Polanski will be tried for defamation of one of the women who accuses him of sexual abuse

(Paris) A defamation lawsuit in Paris has been ordered against director Roman Polanski following a complaint by actress Charlotte Lewis for remarks in which the filmmaker questioned the veracity of the sexual abuse of which she was the victim. accused, AFP learned on Wednesday from a source familiar with the matter.

Posted at 12:52 p.m.

An order of August 30 returns to the Paris Criminal Court, on a date not yet fixed, Mr. Polanski, 89, never tried until then in France in a file relating to these accusations of sexual abuse.

In press law, referral to court is almost automatic in such a procedure and the merits of the charges are examined at the hearing.

Solicited, the lawyers for Mr. Polanski, Mr.are Hervé Temime and Delphine Meillet, did not wish to comment and “reserve their explanations for the court”. The second added that she “did not know if Mr. Polanski intended to appear” or would be represented at the hearing.

The publishing director of Paris Matchwho had published the interview in question, will also be judged in this case.

In a long interview published by the weekly in December 2019, Mr. Polanski declared in particular: “You see, the first quality of a good liar is an excellent memory. Charlotte Lewis is always mentioned in the list of my accusers without ever noticing these contradictions”.

“It’s almost time for the hearing. We await it with envy and serenity”, welcomed Wednesday Me Benjamin Chouai, lawyer for the British actress with Me Fabrice Epstein. He had filed a complaint with civil action in March 2020.

Charlotte Lewis, born in 1967, had acted in the film Pirates directed by Roman Polanski in 1986. In 2010, she claimed in Los Angeles to have been “sexually abused” by the filmmaker, in his Paris apartment in the early 1980s, when she was 16 years old.

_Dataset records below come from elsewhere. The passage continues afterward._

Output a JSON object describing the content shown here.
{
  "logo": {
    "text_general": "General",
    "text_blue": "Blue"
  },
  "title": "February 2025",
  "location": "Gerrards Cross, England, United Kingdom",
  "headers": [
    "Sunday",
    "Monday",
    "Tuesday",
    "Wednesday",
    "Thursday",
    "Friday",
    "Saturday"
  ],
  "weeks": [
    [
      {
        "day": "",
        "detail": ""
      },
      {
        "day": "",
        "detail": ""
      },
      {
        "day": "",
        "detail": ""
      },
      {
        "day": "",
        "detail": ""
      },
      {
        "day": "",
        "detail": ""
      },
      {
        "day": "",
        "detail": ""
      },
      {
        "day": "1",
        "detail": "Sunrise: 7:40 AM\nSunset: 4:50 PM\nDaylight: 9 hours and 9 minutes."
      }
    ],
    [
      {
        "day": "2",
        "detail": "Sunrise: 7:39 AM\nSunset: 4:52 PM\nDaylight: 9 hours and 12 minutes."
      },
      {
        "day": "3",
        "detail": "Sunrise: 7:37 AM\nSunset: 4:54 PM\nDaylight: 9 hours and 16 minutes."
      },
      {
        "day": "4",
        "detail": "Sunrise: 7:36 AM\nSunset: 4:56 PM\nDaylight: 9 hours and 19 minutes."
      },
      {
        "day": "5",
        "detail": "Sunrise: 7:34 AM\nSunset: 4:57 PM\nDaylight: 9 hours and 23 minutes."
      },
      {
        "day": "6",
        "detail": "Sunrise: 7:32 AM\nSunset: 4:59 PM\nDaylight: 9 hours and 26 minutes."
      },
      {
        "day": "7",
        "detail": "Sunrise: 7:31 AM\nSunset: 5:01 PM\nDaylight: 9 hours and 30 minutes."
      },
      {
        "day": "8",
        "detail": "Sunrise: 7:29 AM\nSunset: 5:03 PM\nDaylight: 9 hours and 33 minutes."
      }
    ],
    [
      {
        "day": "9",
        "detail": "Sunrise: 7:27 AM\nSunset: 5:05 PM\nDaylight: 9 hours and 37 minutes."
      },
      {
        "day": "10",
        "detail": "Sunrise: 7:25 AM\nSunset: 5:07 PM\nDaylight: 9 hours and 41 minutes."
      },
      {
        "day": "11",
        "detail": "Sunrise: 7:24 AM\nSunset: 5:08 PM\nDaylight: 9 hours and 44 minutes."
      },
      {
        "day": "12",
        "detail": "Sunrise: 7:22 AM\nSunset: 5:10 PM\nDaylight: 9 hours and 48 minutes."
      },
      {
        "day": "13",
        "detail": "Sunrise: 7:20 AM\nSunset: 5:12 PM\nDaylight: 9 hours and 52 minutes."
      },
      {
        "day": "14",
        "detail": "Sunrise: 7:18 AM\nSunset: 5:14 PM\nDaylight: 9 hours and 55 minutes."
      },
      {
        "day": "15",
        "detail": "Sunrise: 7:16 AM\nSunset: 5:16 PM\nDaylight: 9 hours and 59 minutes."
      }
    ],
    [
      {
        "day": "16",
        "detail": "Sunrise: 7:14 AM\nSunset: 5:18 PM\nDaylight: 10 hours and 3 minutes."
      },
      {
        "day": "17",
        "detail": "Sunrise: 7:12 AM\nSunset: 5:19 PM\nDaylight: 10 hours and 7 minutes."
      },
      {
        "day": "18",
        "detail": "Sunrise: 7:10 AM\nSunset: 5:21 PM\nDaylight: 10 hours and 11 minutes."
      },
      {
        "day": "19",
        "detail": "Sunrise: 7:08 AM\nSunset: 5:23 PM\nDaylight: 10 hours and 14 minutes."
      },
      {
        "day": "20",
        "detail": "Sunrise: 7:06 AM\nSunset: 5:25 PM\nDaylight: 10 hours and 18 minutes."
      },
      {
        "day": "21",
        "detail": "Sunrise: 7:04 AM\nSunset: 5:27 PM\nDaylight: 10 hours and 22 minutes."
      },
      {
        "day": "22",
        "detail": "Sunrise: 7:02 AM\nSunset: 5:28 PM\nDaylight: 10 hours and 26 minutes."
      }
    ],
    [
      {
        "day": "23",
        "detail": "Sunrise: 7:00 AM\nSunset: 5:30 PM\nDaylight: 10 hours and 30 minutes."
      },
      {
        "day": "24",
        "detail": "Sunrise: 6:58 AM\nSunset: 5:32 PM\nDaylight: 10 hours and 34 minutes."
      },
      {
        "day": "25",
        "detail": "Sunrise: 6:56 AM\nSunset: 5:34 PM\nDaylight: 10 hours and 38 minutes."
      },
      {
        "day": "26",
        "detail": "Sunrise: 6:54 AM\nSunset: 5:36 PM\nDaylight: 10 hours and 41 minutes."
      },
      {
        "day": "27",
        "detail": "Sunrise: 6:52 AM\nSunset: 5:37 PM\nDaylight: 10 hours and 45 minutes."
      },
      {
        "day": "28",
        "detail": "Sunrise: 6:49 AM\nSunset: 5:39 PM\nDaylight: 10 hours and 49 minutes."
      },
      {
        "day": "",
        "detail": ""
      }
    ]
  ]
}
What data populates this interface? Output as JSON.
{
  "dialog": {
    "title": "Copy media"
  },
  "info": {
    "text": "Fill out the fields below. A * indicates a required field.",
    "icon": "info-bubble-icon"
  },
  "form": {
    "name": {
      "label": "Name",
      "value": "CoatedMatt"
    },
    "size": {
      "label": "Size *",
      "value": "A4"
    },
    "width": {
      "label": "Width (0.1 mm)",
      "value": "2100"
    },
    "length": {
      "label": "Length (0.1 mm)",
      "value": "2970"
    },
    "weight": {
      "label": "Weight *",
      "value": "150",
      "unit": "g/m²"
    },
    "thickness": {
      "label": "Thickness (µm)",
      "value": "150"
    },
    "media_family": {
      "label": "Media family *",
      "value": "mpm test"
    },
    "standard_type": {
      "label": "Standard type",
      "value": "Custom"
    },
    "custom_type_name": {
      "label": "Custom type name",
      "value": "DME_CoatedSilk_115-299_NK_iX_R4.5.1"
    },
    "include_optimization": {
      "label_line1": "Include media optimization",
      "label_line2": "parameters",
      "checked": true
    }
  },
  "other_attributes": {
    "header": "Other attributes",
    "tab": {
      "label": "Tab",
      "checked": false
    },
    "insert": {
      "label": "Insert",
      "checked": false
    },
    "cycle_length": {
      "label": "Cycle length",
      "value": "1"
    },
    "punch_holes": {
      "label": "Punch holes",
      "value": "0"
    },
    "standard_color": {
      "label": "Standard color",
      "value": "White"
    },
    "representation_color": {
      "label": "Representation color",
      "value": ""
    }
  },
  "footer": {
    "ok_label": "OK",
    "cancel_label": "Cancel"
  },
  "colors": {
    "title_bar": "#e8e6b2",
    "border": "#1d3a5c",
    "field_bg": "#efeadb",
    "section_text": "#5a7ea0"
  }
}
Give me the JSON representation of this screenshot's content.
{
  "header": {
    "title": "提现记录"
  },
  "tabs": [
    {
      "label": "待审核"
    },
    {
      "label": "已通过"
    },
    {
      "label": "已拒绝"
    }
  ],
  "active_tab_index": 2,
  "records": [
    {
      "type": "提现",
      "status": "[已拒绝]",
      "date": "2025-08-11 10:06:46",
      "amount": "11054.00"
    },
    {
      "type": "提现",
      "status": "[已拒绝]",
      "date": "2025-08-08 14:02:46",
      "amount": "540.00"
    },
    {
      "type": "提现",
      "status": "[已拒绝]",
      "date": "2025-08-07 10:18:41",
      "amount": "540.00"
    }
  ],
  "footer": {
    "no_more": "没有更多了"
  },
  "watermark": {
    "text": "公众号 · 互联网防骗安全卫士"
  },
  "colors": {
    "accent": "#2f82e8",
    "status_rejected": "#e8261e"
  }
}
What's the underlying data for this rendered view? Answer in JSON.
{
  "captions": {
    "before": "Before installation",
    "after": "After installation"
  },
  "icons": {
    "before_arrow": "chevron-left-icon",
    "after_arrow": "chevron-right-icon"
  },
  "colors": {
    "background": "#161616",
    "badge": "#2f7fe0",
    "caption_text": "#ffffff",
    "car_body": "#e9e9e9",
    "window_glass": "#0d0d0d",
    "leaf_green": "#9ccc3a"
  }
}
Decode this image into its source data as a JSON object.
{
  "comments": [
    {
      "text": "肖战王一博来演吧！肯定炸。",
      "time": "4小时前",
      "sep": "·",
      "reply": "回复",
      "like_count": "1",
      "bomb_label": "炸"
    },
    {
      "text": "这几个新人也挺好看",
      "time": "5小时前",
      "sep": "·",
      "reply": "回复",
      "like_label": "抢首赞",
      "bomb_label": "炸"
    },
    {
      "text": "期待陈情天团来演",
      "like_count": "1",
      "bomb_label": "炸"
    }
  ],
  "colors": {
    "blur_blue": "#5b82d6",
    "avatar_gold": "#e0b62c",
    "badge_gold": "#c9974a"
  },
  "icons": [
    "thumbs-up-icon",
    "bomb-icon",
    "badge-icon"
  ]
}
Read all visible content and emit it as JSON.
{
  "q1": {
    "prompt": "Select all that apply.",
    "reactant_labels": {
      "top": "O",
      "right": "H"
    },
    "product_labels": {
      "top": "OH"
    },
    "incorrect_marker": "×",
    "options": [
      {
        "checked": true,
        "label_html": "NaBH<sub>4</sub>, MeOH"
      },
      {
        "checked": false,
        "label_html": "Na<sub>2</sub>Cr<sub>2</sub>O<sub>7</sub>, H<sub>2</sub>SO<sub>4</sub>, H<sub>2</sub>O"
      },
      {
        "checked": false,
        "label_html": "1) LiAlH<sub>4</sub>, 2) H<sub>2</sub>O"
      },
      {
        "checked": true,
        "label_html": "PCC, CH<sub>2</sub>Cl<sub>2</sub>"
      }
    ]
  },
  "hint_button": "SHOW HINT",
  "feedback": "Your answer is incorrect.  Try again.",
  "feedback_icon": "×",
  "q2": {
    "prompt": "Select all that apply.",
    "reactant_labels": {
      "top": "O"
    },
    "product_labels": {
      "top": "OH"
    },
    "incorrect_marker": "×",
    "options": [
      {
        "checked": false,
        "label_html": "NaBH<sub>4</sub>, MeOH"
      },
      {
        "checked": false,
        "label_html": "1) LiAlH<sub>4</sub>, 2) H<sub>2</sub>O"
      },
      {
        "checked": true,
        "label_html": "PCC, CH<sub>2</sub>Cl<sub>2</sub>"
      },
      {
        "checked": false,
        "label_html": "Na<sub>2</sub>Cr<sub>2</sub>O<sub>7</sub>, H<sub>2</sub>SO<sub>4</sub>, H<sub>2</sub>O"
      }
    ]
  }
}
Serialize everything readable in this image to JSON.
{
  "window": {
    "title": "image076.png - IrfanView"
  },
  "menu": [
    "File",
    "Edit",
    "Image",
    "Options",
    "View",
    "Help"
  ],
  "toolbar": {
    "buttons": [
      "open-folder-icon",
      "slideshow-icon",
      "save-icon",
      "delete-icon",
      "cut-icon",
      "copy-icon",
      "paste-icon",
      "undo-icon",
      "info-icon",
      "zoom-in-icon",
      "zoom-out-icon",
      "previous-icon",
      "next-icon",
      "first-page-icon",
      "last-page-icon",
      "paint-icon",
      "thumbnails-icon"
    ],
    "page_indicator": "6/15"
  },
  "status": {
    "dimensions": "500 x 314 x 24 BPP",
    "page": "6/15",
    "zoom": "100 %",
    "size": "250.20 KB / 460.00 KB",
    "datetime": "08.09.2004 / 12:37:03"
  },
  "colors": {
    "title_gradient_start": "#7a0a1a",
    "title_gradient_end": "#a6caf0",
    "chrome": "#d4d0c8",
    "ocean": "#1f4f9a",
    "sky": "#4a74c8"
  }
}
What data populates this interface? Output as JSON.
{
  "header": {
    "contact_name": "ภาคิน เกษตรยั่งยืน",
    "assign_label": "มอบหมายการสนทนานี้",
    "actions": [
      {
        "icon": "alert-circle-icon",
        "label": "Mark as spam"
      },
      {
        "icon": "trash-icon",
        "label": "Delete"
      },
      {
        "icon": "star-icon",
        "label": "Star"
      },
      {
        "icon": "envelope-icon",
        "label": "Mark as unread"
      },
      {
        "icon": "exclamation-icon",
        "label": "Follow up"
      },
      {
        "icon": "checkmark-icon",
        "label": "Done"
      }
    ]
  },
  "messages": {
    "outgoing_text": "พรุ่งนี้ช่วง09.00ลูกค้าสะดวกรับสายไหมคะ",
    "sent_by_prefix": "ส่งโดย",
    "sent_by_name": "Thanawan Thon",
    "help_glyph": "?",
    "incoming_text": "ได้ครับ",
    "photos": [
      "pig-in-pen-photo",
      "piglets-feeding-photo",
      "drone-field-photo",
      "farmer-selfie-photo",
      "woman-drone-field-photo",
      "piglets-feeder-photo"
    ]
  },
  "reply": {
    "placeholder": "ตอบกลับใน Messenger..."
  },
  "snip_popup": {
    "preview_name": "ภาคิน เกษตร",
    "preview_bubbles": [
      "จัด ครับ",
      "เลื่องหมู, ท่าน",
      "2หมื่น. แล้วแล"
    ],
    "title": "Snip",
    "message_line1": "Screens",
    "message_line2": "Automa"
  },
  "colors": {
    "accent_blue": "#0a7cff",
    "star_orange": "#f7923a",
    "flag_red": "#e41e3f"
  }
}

But Mr. Polanski, targeted by other accusations of rape, evokes in his interview with Paris Match of 2019 “contradictions” with his remarks of 2010 and an “odious lie” on the part of Mher Lewis, citing a 1999 interview she gave to the British tabloid News of the World.

The filmmaker underlined the following sentence attributed to Mher Lewis in 1999: “I knew Roman had done something wrong in the United States, but I wanted to be his mistress […]. I probably wanted it more than he wanted it.”

The actress, however, challenged the veracity of these past remarks in 2010. “Many of the quotes attributed to me in the article by News of the World are not accurate,” she said.

In February 2020, Roman Polanski received the César for best director for I accuse.